Wiedźmin Netflixa bez spoilerów. Pierwsze wrażenia: Skywalker może Geraltowi czyścić klingę
Zalogowani mogą więcej
Możesz zapisać ten artykuł na później. Znajdziesz go potem na swoim koncie użytkownika
Po latach oczekiwania serial "Wiedźmin" pojawił się na Netflixie. Pierwszy odcinek z sukcesem odkrywa przed widzem najważniejsze wątki i cechy postaci, które opowie historia o wiedźminie Geralcie w kolejnych odcinkach i sezonach.
Producentka serialu Lauren Hissrich nie miała łatwego zadania pisząc scenariusz pierwszego odcinka. Musiała w nim zawrzeć najważniejsze elementy historii i kluczowych bohaterów, które tworzą sagę o wiedźminie. Andrzej Sapkowski poświęcił temu zadaniu dwa tomy opowiadań. Hissrich dała sobie na to 60 minut. Mimo tak ogromnego ograniczenia osiągnęła założony cel.
Nie będę zdradzał szczegółów, aby nie popsuć radości z oglądania. Powiem jedynie, że pierwszy odcinek w przyśpieszonym tempie wprowadza w ruch wydarzenia, które nadają sens reszcie opowieści. Podejrzewam, że dzięki temu w następnych historia będzie mogła zwolnić i może nawet znajdzie się miejsce na wyjaśnienie wydarzeń poprzedzających początek sezonu.
Cavill i spółka dali radę
Wielkim znakiem zapytania przed premierą sezonu była rola Geralta, w którego wcielił się Henry Cavill. Znany m.in. z roli Supermana aktor może pochwalić się świetną muskulaturą i twarzą godną rzeźbienia w marmurze, ale nie wiadomo było czy podoła roli wiedźmina.
Osobiście uważam, że Cavill nie został wystarczająco "ubrzydzony", a Gerlat zbyt przypomina modela. Akcent i głos, jaki przyjął Cavill też nie każdemu może się podobać. Teatralny, basowy szept przypomina trochę głos, którym Geralt mówił w anglojęzycznej wersji gry "The Witcher 3". Zresztą Cavill przyznał w wywiadzie, że wzorował się częściowo na Dougu Cockle, który użyczył głosu w grze CD Projektu RED.
Mimo tego Cavill dobrze sobie radzi w roli Geralta, zwłaszcza, że tego cechuje stoicyzm, oszczędność w słowach i emocjach. Wiedźmina nie cechuje natomiast skromność podczas walki mieczem i tutaj Henry Cavil wszedł na wyżyny swoich możliwości. Za scenę walki na rynku w Blaviken należą mu się najwyższe słowa uznania. Niczym książkowy Geralt, tak i ten z serialu Netflixa jest diabelsko szybki, dokładny w cięciach i śmiertelnie skuteczny.
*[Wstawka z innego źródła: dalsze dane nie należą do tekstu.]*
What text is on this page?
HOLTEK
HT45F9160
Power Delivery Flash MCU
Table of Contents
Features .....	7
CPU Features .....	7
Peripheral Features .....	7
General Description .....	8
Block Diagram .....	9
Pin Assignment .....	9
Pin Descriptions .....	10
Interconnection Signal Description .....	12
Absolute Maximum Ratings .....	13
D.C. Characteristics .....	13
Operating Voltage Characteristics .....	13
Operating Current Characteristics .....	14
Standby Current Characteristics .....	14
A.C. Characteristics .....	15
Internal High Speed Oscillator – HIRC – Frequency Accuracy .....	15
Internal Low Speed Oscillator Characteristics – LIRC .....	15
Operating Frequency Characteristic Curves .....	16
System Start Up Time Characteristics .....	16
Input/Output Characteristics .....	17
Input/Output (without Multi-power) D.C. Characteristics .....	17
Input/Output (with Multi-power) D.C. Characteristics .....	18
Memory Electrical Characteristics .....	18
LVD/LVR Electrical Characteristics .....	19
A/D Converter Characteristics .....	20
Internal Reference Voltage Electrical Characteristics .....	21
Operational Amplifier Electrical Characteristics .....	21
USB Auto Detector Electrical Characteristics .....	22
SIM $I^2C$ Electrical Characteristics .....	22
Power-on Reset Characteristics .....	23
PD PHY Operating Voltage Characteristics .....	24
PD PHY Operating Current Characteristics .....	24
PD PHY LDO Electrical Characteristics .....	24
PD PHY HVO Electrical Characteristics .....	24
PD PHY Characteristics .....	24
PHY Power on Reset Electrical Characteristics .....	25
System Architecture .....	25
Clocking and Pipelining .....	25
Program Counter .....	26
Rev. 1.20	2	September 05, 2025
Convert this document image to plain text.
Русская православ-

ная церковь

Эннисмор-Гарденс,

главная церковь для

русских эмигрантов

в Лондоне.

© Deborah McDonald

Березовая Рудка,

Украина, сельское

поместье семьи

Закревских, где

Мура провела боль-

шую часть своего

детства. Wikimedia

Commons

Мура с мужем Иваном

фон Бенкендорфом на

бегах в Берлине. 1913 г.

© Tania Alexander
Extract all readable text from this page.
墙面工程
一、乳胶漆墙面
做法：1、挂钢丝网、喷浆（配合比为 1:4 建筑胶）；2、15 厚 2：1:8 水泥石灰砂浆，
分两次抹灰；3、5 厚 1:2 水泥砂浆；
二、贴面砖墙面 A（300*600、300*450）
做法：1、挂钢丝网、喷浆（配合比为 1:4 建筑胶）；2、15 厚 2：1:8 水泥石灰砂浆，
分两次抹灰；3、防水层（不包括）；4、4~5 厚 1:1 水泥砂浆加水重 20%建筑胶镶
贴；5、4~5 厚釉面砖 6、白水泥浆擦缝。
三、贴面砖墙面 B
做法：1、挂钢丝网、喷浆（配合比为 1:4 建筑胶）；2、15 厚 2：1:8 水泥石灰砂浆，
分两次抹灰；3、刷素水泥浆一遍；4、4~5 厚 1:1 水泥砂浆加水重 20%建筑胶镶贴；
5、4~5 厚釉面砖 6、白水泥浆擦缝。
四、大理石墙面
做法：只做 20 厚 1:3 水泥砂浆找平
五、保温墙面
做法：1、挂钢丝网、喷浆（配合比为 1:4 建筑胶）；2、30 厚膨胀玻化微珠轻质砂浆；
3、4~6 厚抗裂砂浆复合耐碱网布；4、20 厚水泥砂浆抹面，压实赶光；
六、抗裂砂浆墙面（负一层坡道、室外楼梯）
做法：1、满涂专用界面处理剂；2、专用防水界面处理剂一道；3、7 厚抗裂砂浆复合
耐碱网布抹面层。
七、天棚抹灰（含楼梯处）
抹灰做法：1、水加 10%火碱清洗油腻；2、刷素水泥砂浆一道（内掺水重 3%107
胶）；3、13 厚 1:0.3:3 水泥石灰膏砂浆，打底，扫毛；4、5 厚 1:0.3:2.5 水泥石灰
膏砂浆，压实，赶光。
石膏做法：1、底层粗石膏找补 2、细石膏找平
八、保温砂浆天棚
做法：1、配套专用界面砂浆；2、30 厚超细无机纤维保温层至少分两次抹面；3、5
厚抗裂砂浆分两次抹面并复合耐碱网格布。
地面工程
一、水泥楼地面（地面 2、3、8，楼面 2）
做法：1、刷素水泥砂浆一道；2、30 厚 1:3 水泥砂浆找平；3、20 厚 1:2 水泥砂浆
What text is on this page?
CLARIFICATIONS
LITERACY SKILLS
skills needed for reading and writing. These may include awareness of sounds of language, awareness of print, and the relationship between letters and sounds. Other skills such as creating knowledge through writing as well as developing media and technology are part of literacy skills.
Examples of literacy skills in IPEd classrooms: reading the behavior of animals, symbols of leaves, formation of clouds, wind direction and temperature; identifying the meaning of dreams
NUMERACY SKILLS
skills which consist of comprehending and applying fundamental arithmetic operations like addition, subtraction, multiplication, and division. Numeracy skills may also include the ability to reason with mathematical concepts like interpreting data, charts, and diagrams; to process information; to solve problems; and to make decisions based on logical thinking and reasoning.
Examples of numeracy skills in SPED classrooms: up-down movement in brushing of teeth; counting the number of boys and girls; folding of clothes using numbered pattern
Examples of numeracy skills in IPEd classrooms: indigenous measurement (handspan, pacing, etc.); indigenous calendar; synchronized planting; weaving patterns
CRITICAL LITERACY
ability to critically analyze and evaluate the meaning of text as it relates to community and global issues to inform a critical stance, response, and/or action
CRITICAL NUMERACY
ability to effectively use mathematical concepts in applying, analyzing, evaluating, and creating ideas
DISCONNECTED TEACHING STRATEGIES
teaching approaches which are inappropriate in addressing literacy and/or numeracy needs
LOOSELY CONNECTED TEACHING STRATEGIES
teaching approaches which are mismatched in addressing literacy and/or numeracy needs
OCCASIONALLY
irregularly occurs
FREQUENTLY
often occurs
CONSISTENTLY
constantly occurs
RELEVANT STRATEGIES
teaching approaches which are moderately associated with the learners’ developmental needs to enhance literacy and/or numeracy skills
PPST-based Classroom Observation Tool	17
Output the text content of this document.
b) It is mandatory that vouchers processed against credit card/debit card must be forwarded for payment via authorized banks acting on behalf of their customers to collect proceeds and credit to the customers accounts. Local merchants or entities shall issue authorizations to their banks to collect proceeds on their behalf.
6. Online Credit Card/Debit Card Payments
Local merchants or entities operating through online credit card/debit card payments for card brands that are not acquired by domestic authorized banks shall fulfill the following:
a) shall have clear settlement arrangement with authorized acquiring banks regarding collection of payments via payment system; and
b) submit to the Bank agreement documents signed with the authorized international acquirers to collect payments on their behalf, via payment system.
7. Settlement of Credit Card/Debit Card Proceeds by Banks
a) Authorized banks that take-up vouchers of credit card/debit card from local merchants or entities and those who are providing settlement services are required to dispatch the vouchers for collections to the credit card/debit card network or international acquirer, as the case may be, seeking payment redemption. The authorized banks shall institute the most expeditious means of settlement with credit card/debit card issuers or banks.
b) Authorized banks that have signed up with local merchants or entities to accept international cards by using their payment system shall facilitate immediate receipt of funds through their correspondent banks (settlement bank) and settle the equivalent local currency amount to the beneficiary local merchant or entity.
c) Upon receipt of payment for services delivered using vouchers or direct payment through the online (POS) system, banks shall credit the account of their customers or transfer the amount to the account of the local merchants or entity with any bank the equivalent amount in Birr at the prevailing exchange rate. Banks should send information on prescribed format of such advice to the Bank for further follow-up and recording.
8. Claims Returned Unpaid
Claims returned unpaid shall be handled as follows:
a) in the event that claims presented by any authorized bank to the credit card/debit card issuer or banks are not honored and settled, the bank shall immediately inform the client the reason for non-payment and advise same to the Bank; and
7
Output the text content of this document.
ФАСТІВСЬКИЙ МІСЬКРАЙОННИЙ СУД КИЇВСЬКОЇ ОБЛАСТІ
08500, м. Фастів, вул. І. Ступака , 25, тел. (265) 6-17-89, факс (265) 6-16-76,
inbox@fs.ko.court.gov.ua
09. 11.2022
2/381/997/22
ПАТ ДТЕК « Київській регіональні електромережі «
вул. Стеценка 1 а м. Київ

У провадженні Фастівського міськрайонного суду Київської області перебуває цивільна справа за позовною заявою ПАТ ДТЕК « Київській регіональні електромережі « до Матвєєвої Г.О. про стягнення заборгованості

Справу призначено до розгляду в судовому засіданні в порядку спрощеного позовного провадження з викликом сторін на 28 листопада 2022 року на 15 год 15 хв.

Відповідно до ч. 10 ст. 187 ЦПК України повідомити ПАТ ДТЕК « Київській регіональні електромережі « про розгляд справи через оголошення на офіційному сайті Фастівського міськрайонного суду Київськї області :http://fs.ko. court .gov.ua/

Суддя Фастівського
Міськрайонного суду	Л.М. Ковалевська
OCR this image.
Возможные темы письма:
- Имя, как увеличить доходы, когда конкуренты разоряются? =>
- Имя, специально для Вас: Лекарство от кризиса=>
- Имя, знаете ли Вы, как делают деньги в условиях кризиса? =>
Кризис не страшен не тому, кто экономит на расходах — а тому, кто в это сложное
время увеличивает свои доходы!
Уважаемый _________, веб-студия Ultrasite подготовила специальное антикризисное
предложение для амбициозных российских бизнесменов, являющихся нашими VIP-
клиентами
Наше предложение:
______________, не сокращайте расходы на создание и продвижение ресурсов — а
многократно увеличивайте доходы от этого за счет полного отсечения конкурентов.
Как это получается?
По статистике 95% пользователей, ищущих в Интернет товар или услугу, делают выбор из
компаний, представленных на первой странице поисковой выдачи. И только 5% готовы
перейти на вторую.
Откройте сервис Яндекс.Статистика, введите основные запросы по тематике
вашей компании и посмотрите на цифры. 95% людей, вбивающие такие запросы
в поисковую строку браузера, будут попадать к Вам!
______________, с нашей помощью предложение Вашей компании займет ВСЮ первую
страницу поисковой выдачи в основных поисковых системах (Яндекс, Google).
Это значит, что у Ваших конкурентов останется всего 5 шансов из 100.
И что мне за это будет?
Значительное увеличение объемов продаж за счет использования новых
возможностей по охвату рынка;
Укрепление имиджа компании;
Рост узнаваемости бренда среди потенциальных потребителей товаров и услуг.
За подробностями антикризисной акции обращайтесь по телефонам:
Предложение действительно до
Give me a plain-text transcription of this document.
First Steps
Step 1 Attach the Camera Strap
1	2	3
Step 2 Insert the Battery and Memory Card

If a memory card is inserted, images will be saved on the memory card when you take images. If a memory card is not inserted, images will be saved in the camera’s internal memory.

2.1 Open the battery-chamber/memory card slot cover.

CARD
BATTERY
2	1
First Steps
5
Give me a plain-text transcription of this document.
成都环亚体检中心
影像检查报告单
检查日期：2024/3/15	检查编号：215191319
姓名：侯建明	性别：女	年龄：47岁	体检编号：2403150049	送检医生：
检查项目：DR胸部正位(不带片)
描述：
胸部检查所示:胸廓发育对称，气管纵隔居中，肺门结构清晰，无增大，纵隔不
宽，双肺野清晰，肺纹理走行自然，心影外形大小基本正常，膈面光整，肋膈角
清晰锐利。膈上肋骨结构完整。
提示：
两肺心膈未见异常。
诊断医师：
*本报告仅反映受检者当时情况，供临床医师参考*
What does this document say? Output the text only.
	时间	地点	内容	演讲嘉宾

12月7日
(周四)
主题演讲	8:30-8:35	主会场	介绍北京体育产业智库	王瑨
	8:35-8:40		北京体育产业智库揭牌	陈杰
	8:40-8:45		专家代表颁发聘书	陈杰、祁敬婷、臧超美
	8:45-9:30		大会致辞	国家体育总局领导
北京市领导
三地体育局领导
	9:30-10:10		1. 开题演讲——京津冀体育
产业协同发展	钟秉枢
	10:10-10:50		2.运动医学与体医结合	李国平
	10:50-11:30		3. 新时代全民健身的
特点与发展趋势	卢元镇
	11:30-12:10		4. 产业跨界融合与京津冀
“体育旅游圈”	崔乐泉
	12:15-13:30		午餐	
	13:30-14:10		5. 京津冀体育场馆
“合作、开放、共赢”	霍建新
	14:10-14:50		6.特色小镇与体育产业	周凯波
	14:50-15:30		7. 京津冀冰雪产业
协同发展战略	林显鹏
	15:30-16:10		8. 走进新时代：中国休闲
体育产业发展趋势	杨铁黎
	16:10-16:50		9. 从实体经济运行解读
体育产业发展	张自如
Cała rodzina Skywalkerów może Geraltowi co najwyżej czyścić klingę.
Wiedźmin na poziomie Gry o Tron
Produkcja, gra aktorska, scenografia, udźwiękowienie, praca kamery to wszystko w serialu Netflixa stoi na najwyższym poziomie. Spokojnie można porównać je do "Gry o Tron" HBO. Na pochwałę zasługuje też muzyką, która jest tak bardzo odmienna od sztampowych i osłuchanych "fantastycznych" wątków muzycznych znanych z filmów i seriali z tego gatunku. Słychać w niej zarówno coś nowego, jak i znane, folkowe nuty. Na pewno przypadnie do gustu miłośnikom muzyki z gry komputerowej.
Po pierwszym odcinku Netflixowego wiedźmina można mieć wszelkie podstawy, że Hissrich i spółka zrozumieli o co chodziło Sapkowskiemu i skutecznie przenieśli to na srebrny ekran.